Manoel Freitas // Alice Veloso*
11/12/2018 às 08:25.
Atualizado em 05/09/2021 às 15:30
 (MANOEL FREITAS)

(MANOEL FREITAS)

O amplo acesso de adolescentes à compra de cigarro no Brasil é hoje um desafio a ser enfrentado pela sociedade. Segundo pesquisa realizada pelo Instituto Nacional do Câncer (Inca), apesar de a legislação brasileira proibir a venda de cigarros para menores, a grande maioria tem acesso ao produto, “em claro desrespeito à lei, o que contribui para o aumento na iniciação de jovens no tabagismo”, mostra relatório do estudo.
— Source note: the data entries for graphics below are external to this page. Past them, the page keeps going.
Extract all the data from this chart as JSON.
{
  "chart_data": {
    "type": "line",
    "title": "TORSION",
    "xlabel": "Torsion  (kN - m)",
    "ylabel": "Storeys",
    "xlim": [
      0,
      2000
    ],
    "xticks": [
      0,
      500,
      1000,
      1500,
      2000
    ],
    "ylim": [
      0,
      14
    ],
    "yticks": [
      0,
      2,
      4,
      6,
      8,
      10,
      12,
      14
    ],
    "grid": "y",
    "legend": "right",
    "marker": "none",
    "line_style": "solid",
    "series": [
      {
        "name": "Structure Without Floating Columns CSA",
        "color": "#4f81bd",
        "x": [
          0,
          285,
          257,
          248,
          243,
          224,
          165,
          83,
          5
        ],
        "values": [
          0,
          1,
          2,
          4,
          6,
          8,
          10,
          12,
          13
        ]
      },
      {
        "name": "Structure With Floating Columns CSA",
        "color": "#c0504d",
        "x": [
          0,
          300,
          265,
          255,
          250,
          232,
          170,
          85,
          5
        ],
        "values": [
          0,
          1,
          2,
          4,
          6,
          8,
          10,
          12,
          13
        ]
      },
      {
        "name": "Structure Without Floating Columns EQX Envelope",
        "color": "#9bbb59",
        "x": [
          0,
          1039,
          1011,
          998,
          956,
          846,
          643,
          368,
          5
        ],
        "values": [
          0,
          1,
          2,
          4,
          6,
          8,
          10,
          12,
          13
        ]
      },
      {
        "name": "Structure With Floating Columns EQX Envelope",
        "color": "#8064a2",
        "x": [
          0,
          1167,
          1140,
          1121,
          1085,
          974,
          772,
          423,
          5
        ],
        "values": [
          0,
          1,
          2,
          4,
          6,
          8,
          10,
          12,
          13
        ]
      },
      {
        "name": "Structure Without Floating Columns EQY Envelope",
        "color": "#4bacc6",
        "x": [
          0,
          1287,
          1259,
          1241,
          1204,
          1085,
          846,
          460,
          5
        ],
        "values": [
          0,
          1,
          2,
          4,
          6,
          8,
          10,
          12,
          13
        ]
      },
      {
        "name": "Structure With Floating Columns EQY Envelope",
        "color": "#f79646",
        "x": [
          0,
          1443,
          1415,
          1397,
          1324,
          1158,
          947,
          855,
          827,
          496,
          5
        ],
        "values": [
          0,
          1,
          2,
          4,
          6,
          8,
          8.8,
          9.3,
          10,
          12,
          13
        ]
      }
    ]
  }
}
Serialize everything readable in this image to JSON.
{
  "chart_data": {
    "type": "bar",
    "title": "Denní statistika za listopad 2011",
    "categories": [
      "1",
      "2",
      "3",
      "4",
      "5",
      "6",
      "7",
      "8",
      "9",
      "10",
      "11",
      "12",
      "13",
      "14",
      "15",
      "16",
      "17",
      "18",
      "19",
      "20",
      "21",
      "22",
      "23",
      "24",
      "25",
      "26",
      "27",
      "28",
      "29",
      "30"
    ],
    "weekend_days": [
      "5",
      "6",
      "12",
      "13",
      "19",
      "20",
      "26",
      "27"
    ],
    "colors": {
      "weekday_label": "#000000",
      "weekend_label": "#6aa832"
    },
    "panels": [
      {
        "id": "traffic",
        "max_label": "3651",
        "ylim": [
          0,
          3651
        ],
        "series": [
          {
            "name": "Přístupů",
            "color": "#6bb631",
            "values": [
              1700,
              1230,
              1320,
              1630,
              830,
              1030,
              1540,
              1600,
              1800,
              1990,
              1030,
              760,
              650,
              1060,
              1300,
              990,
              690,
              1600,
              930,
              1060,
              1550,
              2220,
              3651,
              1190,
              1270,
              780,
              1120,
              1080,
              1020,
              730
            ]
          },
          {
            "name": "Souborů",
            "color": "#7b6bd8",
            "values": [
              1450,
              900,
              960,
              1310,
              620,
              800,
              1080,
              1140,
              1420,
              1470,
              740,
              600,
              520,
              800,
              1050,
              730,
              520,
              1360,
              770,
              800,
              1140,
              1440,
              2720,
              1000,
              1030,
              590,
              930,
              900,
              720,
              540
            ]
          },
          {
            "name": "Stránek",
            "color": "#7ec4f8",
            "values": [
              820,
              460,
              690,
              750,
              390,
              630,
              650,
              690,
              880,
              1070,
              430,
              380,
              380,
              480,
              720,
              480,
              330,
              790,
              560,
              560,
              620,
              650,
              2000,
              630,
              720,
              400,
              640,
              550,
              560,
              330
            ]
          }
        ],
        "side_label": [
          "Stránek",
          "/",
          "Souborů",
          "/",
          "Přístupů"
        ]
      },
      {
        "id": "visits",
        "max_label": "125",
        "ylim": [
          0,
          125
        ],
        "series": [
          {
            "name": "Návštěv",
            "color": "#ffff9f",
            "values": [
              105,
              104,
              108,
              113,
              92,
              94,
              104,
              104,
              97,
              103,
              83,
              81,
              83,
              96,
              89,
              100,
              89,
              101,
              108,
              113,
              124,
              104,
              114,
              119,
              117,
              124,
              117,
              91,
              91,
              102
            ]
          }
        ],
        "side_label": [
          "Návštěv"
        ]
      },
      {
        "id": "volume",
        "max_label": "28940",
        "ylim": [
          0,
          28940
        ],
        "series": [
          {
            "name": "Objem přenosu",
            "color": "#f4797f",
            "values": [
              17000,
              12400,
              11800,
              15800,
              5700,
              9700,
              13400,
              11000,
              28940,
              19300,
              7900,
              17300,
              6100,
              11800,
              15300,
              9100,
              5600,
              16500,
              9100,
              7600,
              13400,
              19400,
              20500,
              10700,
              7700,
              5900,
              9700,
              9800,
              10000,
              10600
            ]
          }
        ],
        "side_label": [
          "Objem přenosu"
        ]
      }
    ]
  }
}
Publicado no Jornal Brasileiro de Pneumologia, a pesquisa indica que 86,1% dos fumantes entre 13 e 17 anos que tentaram comprar cigarros em alguma ocasião nos 30 dias que antecederam à pesquisa não foram impedidos”. Segundo o levantamento, a proporção de êxito na compra chegou a 82,3% entre adolescentes de 13 a 15 anos e 89,9%, entre os de 16 e 17 anos.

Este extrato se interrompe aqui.